Marianne Corvellec

PhD in Physics

News

Had a great experience attending StanCon 2018!

Updated my CV!

Co-authored a piece on the sustainability of the so-called Digital Commons... with my beloved sister!

Co-authored a piece about data science training.

About

I work as a data scientist. If I ever start blogging, this is where it will happen. I live in beautiful Montréal, QC.

Knowledge commons

I am a certified instructor with Software Carpentry and Data Carpentry.

I co-founded PyLadies MTL in 2013 and organized it for a year.

I have a strong interest in FLOSS.

I am reluctant to using proprietary scientific software—there are powerful alternatives, notably Python-based. I am one of the many enthusiastic users of Jupyter.

Past events

I gave an informal talk at PyLadies MTL on October 2, 2014. It was an overview of popular Python libraries for scientific plotting (notebook).

I spoke at Apius.py in Sherbrooke, QC on October 26, 2013. I gave a presentation on scikit-image (notebook).

I participated in SciPy 2013 from June 24–29, 2013. I gave a conference talk on SIDUS, a project led by Emmanuel Quémener. I also gave a lightning talk on starting a PyLadies local chapter. I was awarded a Student Sponsorship to attend the conference.

I participated in the AdaCamp SF unconference on June 8–9, 2013. I was a recipient of one of the travel grants.

I attended EuroSciPy 2012. My participation was supported by NumFOCUS: Thank you!

I attended the 2011 AGU Fall Meeting, for which I received a Student Travel Grant Award. I spoke on Friday, December 9 in a Nonlinear Geophysics session: abstract #NG52A-06.

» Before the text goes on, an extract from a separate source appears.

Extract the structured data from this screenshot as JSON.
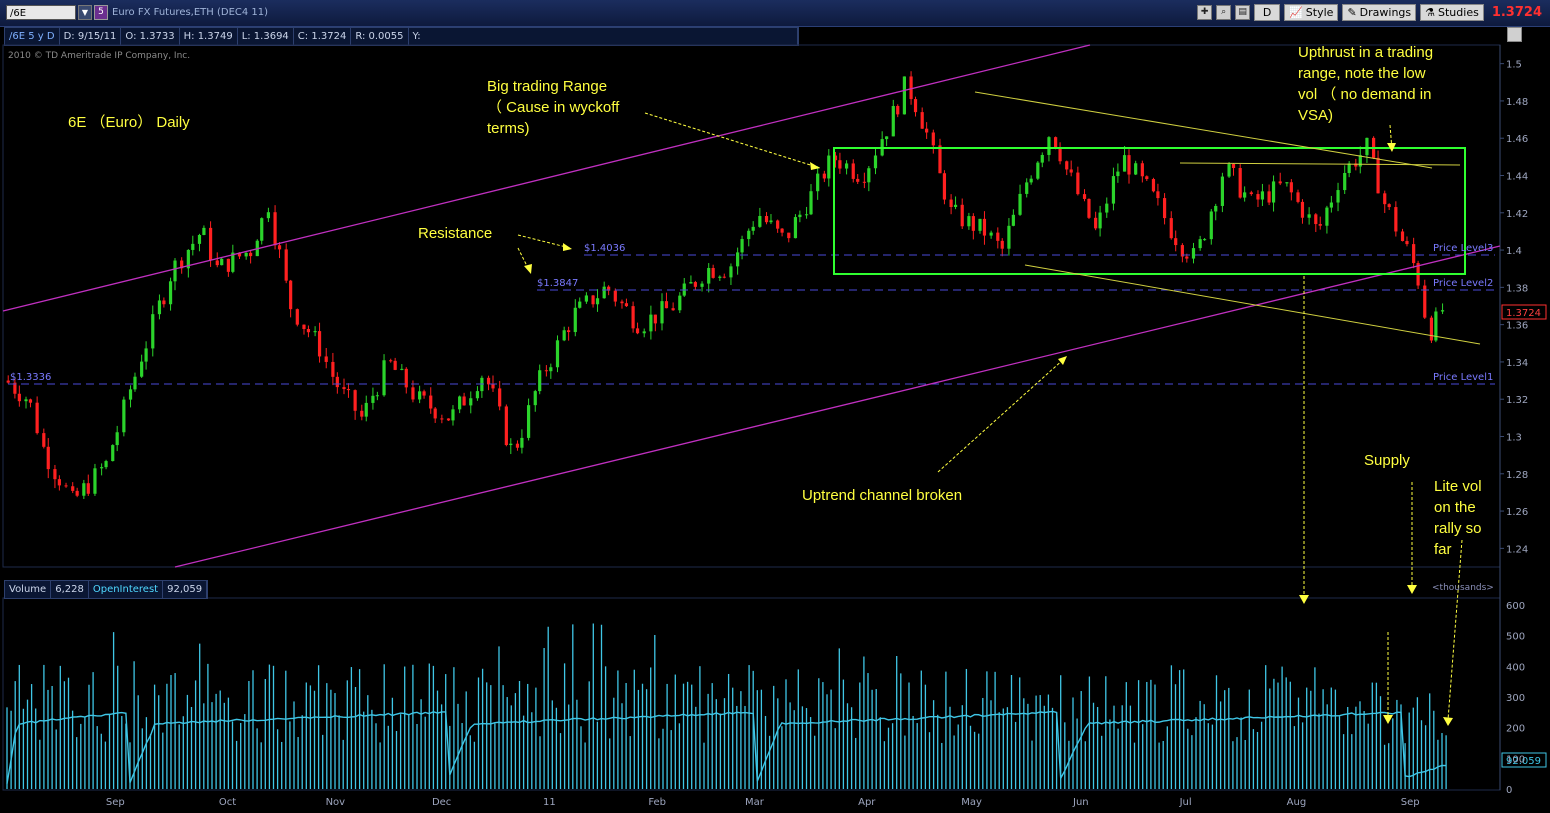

I was at ETC 13 from September 12–15, 2011. I presented a paper entitled Continuous and discontinuous transitions in geophysical turbulence (Open Access article, contributed to the proceedings).

I attended the introductory tutorial track at EuroSciPy 2011 (Python for scientific computing).

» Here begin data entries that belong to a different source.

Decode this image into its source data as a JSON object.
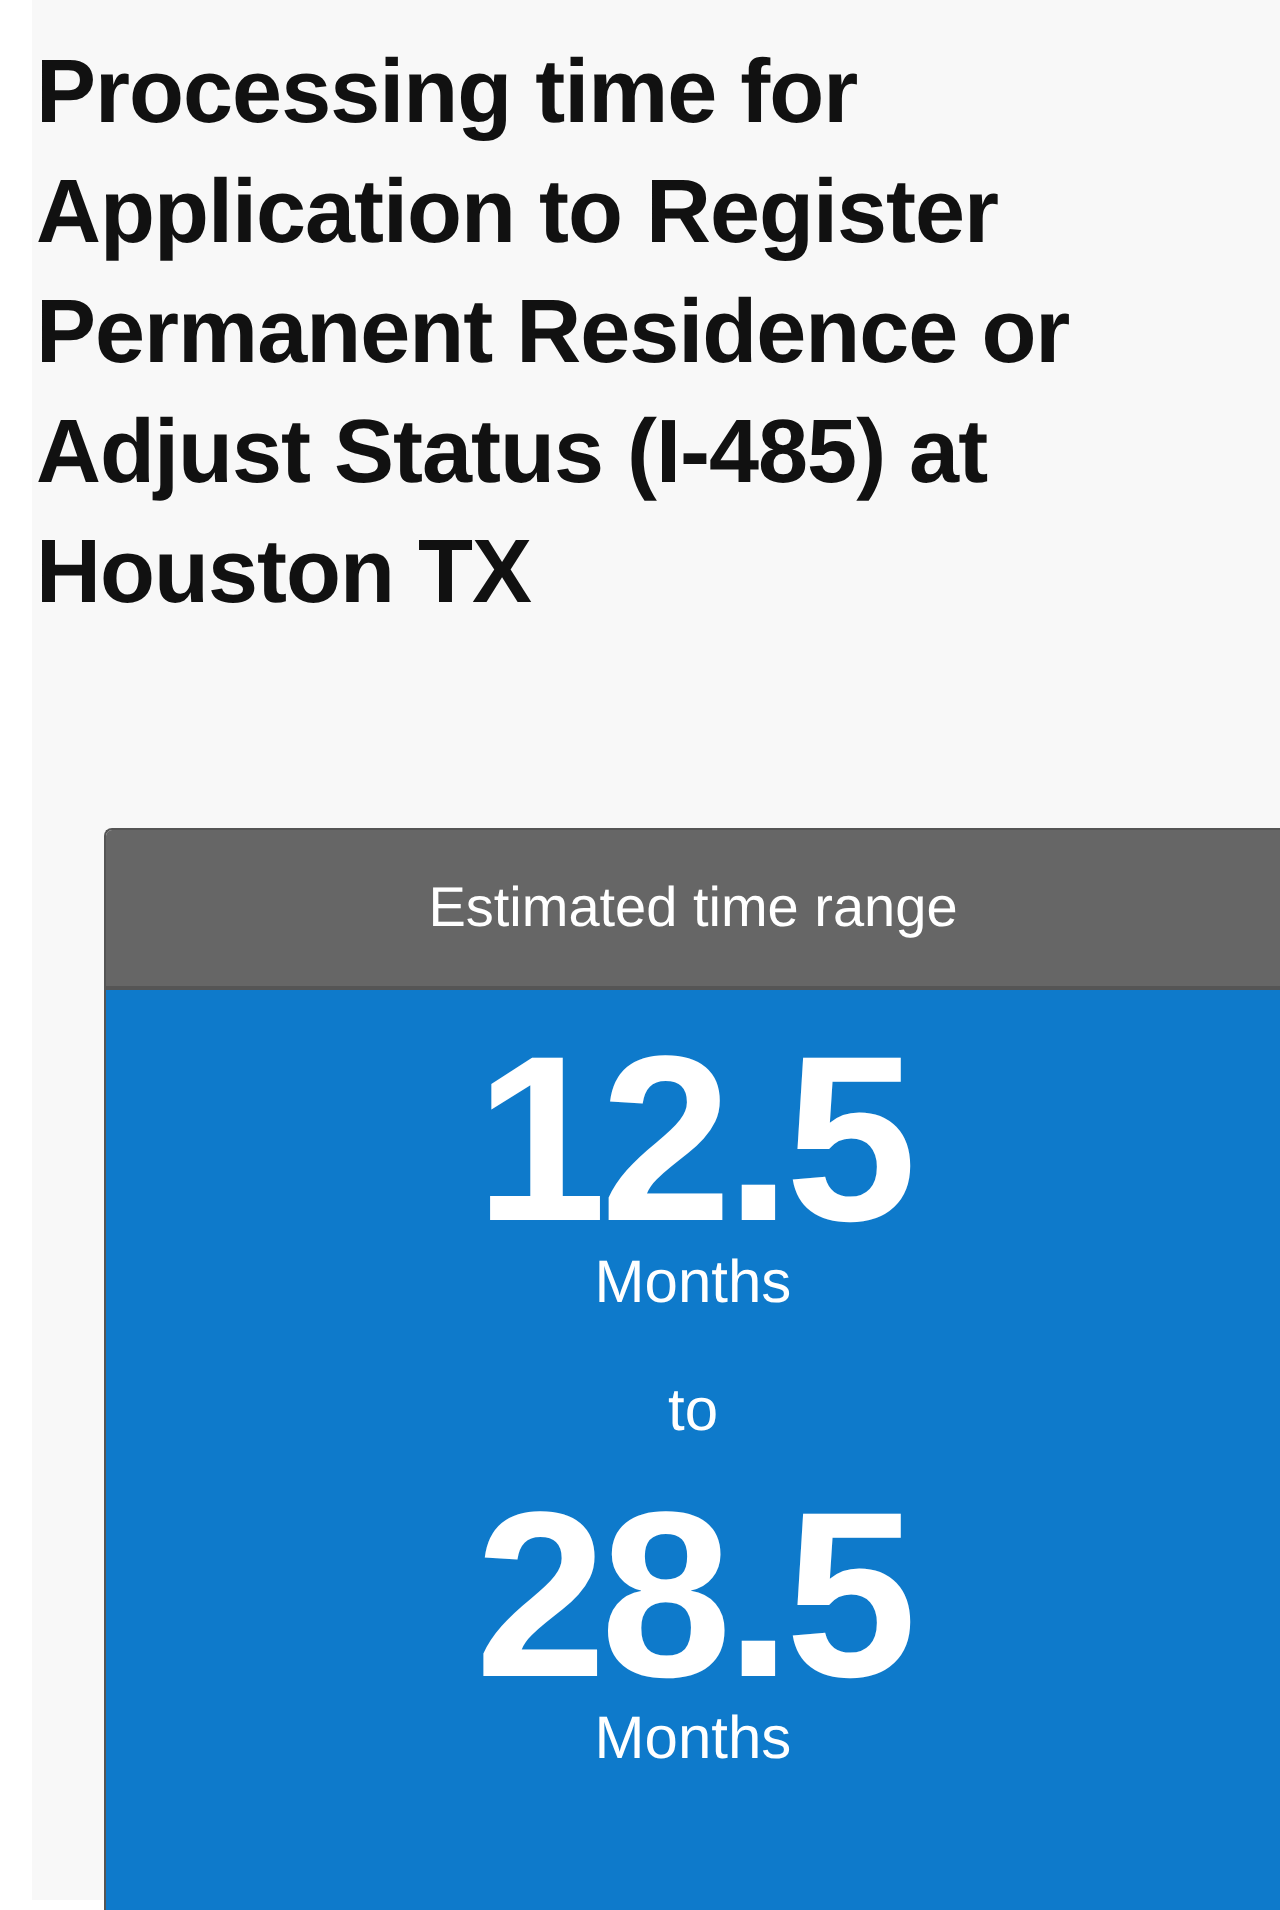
{
  "title": "Processing time for Application to Register Permanent Residence or Adjust Status (I-485) at Houston TX",
  "card": {
    "header": "Estimated time range",
    "low": {
      "value": "12.5",
      "unit": "Months"
    },
    "separator": "to",
    "high": {
      "value": "28.5",
      "unit": "Months"
    }
  }
}
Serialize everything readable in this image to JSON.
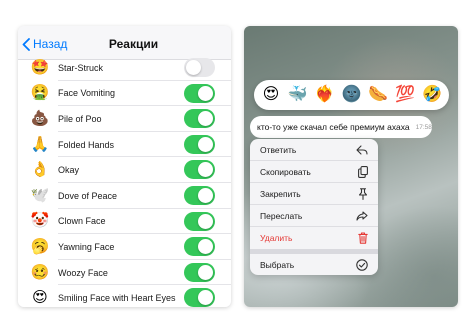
{
  "nav": {
    "back_label": "Назад",
    "title": "Реакции"
  },
  "reactions_list": [
    {
      "emoji": "🤩",
      "label": "Star-Struck",
      "enabled": false
    },
    {
      "emoji": "🤮",
      "label": "Face Vomiting",
      "enabled": true
    },
    {
      "emoji": "💩",
      "label": "Pile of Poo",
      "enabled": true
    },
    {
      "emoji": "🙏",
      "label": "Folded Hands",
      "enabled": true
    },
    {
      "emoji": "👌",
      "label": "Okay",
      "enabled": true
    },
    {
      "emoji": "🕊️",
      "label": "Dove of Peace",
      "enabled": true
    },
    {
      "emoji": "🤡",
      "label": "Clown Face",
      "enabled": true
    },
    {
      "emoji": "🥱",
      "label": "Yawning Face",
      "enabled": true
    },
    {
      "emoji": "🥴",
      "label": "Woozy Face",
      "enabled": true
    },
    {
      "emoji": "😍",
      "label": "Smiling Face with Heart Eyes",
      "enabled": true
    }
  ],
  "reaction_bar": [
    "😍",
    "🐳",
    "❤️‍🔥",
    "🌚",
    "🌭",
    "💯",
    "🤣"
  ],
  "message": {
    "text": "кто-то уже скачал себе премиум ахаха",
    "time": "17:58"
  },
  "context_menu": [
    {
      "label": "Ответить",
      "icon": "reply-icon",
      "danger": false
    },
    {
      "label": "Скопировать",
      "icon": "copy-icon",
      "danger": false
    },
    {
      "label": "Закрепить",
      "icon": "pin-icon",
      "danger": false
    },
    {
      "label": "Переслать",
      "icon": "forward-icon",
      "danger": false
    },
    {
      "label": "Удалить",
      "icon": "trash-icon",
      "danger": true
    },
    {
      "label": "Выбрать",
      "icon": "check-circle-icon",
      "danger": false
    }
  ],
  "colors": {
    "accent": "#007aff",
    "toggle_on": "#34c759",
    "toggle_off": "#e7e7ea",
    "danger": "#e53935"
  }
}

I was at EGU 2011 (Group IV, Nonlinear Processes in Geosciences). I presented my work on April 5: get the abstract and slides from the programme page.

Academic background

From January to May 2013, I worked as a postdoc in biophysics at McGill University (Department of Physics) with Paul François.

I completed my PhD at Ecole Normale Supérieure de Lyon. My PhD defence took place on January 10, 2012 at ENS de Lyon (details). The title of my dissertation is Phase transitions in two-dimensional and geophysical turbulence. It is available online at http://tel.archives-ouvertes.fr/tel-00675763 (written in English).

As a PhD candidate, I derived phase diagrams for quasi 2D inertial flows. The work was analytical and numerical, carried out in the framework of statistical-mechanical approaches to the self-organization of turbulent flows. The system under consideration was a very simple model for oceanic or atmospheric dynamics, namely, the barotropic quasi-geostrophic equations. These are formally analogous to the 2D Euler equations. You can find more about all this in this preprint: http://arxiv.org/abs/1207.1966v1.

Over three years (2009–2012), I TAed many tutorials and labs at the undergraduate level, first at Université de Nice Sophia-Antipolis and then at ENS de Lyon. The subjects were fluid mechanics, thermodynamics, electromagnetism, and introductory C programming.